Lucilius Caius, satura et satire.
A la suite des attentats de Charlie Hebdo, le public a nourrit un regain d'attention pour tout ce qui touche à la caricature et à la satire. Mais ni la satire, ni la caricature ne sont des inventions modernes. Les romains, n'ont pas attendu l'invention de la presse pour écrire ou pour graver quelques sentences assassines à l'encontre de leurs ennemis. Toute noblesse ou toute bassesse confondue, le monde antique usa de cette réthorique moqueuse, cruelle, sarcastique et ironique que nous désignons sous le terme d'esprit satirique.
Pour l'ambiance, je ne résisterai pas à l'envie de vous offrir un antique exemple d'esprit satirique, trouvé ainsi sur un mur de Pompéi.
(A déclamer en latin avec tout le sérieux du monde)
CUM DEDUXISTI OCTIES TIBI SUPERAT UT HABEAS SEDECIES COPONIUM FECISTI CRETARIA FECISTI SALSAMENTARAIA FECISTI PISTORIUM FECISTI AGRICOLA FUISTI AERE MINUTARIA FECISTI PROPOLA FUISTI LAGUNCULARIA NUNC FACIS SI CUNNUM LINXSERIS CONSUMMARIS OMNIA.
Puisque le latin n'est plus d'usage dans nos contrées, la déclamation du texte nous donnera assurément de grands airs de sérieux. Mais les apparences sont parfois trompeuses ! Voici la traduction en français :
"Tu as déjà exercé huit métiers, tu arriveras jusqu'à seize. Tu as été tavernier, potier, celui qui vend des saucisses, panetier, agriculteur, bronzeur, vendeur, et maintenant petit potier. Il te manque seulement de pratiquer le sexe oral avec les femmes !"

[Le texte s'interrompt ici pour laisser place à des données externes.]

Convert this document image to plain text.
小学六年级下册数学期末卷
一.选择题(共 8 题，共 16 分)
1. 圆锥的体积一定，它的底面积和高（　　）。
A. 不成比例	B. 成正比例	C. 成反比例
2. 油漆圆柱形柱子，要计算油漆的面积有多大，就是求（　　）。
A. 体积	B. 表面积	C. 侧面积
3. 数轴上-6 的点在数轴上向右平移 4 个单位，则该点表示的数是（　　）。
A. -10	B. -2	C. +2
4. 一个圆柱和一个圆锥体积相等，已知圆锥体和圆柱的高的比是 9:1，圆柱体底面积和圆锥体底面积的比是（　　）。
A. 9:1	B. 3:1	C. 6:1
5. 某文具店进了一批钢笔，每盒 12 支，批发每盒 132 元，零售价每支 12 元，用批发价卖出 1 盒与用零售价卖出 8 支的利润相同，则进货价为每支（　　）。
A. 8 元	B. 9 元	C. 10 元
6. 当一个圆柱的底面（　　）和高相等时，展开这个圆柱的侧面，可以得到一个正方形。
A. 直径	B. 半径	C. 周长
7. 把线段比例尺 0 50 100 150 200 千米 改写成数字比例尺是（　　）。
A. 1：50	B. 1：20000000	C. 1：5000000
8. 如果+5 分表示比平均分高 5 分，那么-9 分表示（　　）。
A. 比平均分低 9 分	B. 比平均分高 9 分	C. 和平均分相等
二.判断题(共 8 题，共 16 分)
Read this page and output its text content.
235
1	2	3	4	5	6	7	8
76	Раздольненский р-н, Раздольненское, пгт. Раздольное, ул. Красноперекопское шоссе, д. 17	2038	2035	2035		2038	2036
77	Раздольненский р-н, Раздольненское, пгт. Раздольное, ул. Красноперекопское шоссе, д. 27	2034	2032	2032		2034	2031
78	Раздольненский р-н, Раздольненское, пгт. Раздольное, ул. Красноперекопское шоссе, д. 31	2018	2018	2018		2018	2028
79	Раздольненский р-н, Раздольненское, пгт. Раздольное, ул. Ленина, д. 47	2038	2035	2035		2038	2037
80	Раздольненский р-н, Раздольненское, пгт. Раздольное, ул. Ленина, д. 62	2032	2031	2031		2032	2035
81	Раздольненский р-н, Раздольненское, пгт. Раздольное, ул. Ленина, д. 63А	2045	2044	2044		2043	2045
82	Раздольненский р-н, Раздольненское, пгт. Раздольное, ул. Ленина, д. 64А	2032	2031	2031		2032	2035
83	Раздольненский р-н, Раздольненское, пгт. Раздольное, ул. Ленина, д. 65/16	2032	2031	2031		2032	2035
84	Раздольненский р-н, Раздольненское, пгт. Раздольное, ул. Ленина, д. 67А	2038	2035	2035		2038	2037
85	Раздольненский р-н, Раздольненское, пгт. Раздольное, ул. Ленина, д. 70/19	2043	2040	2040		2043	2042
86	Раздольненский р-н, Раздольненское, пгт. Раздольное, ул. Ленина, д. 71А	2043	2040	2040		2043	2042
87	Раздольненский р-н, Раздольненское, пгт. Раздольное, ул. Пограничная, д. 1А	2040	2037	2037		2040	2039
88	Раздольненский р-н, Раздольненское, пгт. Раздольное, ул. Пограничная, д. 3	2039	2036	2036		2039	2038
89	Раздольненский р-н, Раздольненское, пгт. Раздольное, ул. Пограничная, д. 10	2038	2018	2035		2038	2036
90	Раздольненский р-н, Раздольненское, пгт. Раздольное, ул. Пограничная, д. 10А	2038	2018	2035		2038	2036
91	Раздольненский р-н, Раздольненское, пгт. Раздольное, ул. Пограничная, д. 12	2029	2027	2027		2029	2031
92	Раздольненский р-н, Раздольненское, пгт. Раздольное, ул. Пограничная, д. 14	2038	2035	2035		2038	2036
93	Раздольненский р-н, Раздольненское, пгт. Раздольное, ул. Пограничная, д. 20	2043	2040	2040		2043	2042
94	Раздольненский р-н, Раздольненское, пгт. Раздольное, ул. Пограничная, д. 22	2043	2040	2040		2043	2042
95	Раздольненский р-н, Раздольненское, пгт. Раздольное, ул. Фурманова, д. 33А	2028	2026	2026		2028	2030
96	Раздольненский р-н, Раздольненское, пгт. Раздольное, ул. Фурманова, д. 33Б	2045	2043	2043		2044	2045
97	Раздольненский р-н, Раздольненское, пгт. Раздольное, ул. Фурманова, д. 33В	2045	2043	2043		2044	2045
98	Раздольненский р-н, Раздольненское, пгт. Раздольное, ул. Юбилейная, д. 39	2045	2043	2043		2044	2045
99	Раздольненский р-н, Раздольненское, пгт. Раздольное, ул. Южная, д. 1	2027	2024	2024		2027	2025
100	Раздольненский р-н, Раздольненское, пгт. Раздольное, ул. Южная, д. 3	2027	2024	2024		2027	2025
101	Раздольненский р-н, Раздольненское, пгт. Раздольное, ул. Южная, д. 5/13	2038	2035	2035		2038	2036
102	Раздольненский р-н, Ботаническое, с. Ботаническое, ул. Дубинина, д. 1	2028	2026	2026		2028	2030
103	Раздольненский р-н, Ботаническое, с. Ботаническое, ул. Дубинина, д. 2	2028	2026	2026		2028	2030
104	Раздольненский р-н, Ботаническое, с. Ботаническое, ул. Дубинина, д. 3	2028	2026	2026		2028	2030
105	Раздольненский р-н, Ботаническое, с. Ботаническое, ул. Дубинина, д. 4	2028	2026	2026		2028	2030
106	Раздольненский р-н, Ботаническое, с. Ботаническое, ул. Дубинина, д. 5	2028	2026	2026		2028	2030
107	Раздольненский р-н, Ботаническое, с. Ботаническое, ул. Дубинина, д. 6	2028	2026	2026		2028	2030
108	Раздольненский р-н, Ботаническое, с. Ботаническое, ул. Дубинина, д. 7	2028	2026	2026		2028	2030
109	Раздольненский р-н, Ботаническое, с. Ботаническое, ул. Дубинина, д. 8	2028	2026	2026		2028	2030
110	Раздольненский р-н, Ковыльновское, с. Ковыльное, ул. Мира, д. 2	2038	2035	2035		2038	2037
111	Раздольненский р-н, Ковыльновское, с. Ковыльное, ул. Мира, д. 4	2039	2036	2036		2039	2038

(Le rire des Grecs, anthropologie du rire en grèce ancienne)
Tout le mystère de l'esprit satirique est compris dans cette fâcheuse description d'un homme que l'auteur dénonce comme ayant tout fait. Ce qui parait plutôt positif. Mais qui, au final, n'aura jamais su se stabiliser dans un quelconque métier. C'est ainsi que l'auteur réduit tout le sérieux de sa victime à la pratique du cunnilingus.
Il nous reste des oeuvres poétiques de LUCILIUS CAIUS (~180-~102), quelques fragments sur un ensemble de trente livres. Mais sa réputation était telle qu'il fut considéré comme un maître de la satura romaine qui influença des poètes comme Horace ou Juvénal. La satura est un genre d'écriture littéraire qui n'a pas de lien direct avec l'esprit satirique. Mais Lucilius utilisa la satura avec un verbe si plein de mordant, de critique acerbes et de railleries qu'il lui donna un sens nouveau, caractéristique que l'on désigne habituellement sous le nom de satire.

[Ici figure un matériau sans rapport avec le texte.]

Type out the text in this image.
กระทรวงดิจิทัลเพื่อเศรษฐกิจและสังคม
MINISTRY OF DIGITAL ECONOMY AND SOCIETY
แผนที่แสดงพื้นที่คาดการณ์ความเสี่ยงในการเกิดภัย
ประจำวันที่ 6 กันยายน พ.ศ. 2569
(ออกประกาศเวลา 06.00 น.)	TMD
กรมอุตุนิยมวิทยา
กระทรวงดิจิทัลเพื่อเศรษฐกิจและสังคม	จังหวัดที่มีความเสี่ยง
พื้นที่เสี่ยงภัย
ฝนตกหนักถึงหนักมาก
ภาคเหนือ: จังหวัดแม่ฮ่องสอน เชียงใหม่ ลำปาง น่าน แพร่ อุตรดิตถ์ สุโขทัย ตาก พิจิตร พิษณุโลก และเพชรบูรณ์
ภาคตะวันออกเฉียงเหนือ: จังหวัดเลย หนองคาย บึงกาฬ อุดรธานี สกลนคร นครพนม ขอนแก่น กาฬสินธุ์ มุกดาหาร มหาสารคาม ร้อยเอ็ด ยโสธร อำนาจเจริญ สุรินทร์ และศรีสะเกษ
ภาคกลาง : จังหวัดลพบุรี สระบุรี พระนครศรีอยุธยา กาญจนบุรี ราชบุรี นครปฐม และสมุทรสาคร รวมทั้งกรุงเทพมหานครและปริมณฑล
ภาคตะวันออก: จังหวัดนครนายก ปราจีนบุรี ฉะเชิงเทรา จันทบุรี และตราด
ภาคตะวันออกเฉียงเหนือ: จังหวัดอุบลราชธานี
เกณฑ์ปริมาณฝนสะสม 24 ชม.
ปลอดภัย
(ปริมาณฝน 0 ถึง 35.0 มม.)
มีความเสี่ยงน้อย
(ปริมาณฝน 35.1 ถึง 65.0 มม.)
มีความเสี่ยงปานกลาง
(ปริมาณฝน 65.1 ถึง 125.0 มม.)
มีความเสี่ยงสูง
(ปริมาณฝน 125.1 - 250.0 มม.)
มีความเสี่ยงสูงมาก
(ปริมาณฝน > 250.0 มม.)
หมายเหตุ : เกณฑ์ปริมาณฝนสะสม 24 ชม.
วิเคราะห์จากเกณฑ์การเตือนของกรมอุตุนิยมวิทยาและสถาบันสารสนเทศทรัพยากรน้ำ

(SATURA TOTA NOSTRA EST - Persée)
Lucilius n'était pas un homme de la plèbe, c'est-à-dire du peuple romain. Il appartenait à l'ordre équestre donc à une famille riche et plutôt conservatrice. Il était proche de Scipion Emilien, destructeur de Carthage. Lucilius n'usa pas de son génie satirique pour défendre les opprimés mais pour attaquer la nobilitas (noblesse, aristocratie) progressiste et réformatrice. en fait, il attaquait tout ce qui pouvait remettre en question ses privilèges de grands propriétaires terriens.

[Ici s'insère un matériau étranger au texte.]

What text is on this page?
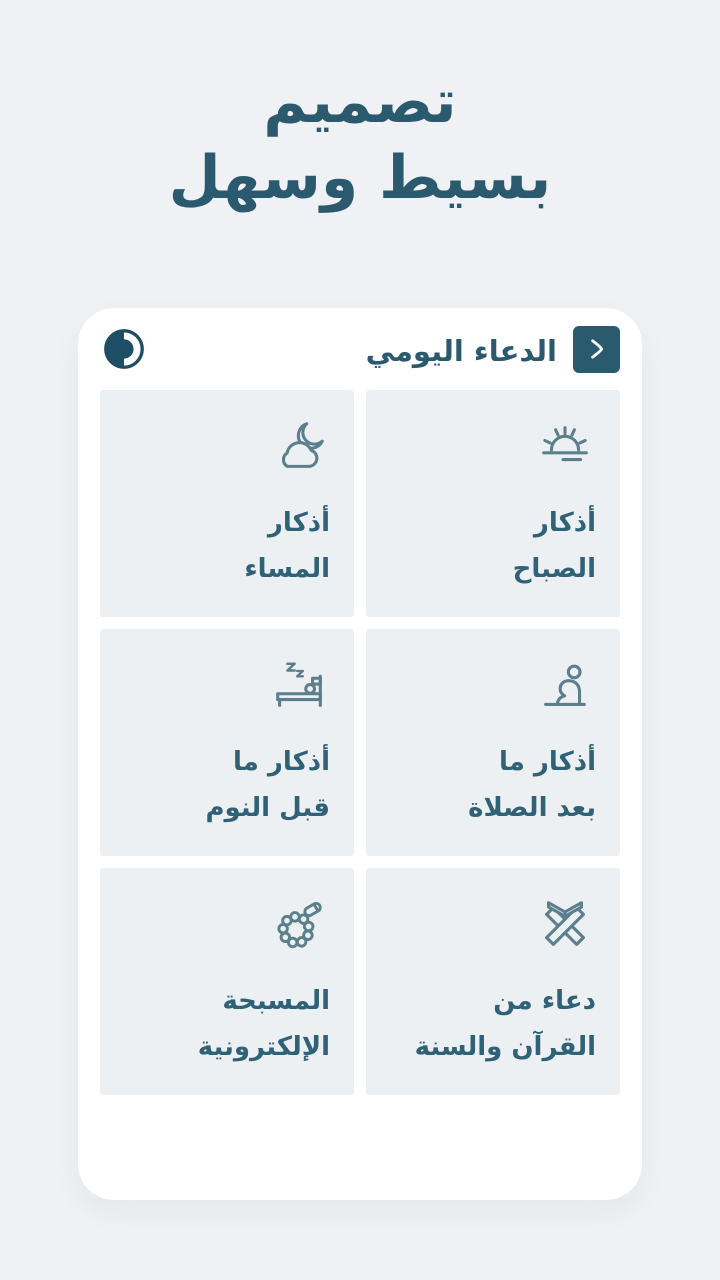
تصميم
بسيط وسهل
الدعاء اليومي
أذكار
الصباح
أذكار
المساء
أذكار ما
بعد الصلاة
أذكار ما
قبل النوم
دعاء من
القرآن والسنة
المسبحة
الإلكترونية
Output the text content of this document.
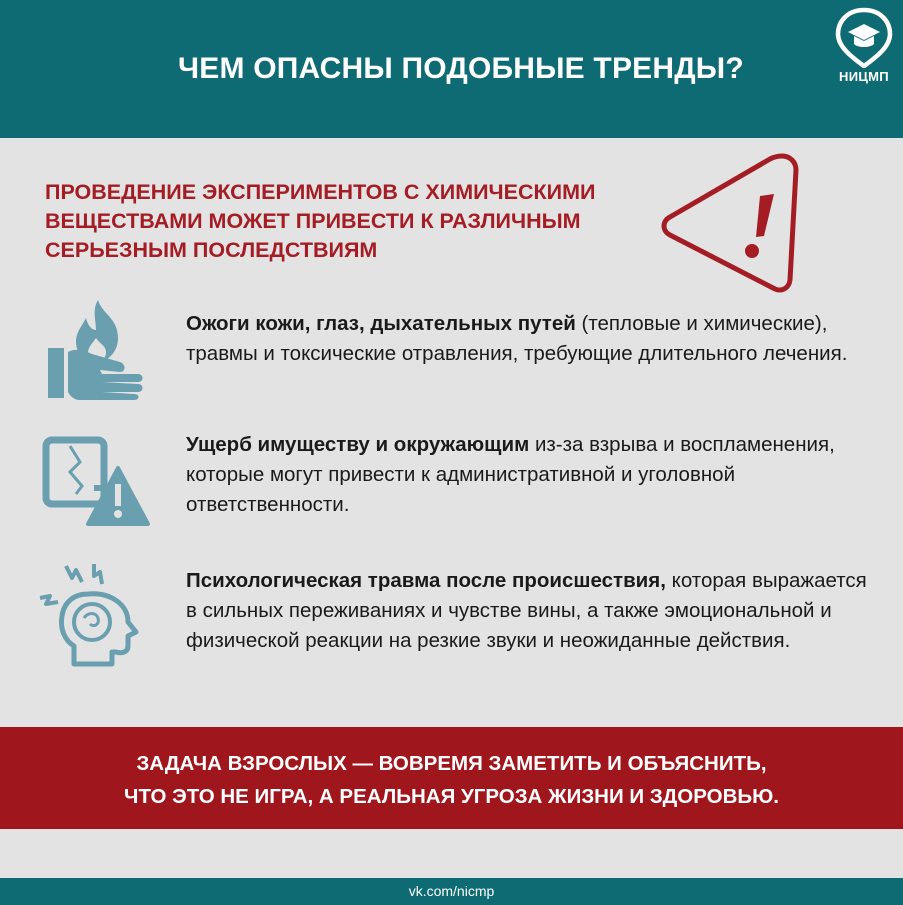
ЧЕМ ОПАСНЫ ПОДОБНЫЕ ТРЕНДЫ?	НИЦМП
ПРОВЕДЕНИЕ ЭКСПЕРИМЕНТОВ С ХИМИЧЕСКИМИ
ВЕЩЕСТВАМИ МОЖЕТ ПРИВЕСТИ К РАЗЛИЧНЫМ
СЕРЬЕЗНЫМ ПОСЛЕДСТВИЯМ
Ожоги кожи, глаз, дыхательных путей (тепловые и химические), травмы и токсические отравления, требующие длительного лечения.
Ущерб имуществу и окружающим из-за взрыва и воспламенения, которые могут привести к административной и уголовной ответственности.
Психологическая травма после происшествия, которая выражается в сильных переживаниях и чувстве вины, а также эмоциональной и физической реакции на резкие звуки и неожиданные действия.
ЗАДАЧА ВЗРОСЛЫХ — ВОВРЕМЯ ЗАМЕТИТЬ И ОБЪЯСНИТЬ,
ЧТО ЭТО НЕ ИГРА, А РЕАЛЬНАЯ УГРОЗА ЖИЗНИ И ЗДОРОВЬЮ.
vk.com/nicmp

C'est pour cela que nous avons pris son buste pour illustrer le visuel de notre éditorial "Détours". L'esprit satirique, même sous les traits de l'humour, est une expression du pouvoir que l'on peut exercer sur les hommes ou les idées afin de les dominer par le ridicule. L'humour, pas plus que la satire ou la caricature satirique ne sont des actes innocents. Il y a bel et bien une relation de pouvoir entre celui qui exerce son humour et celui qui le subit.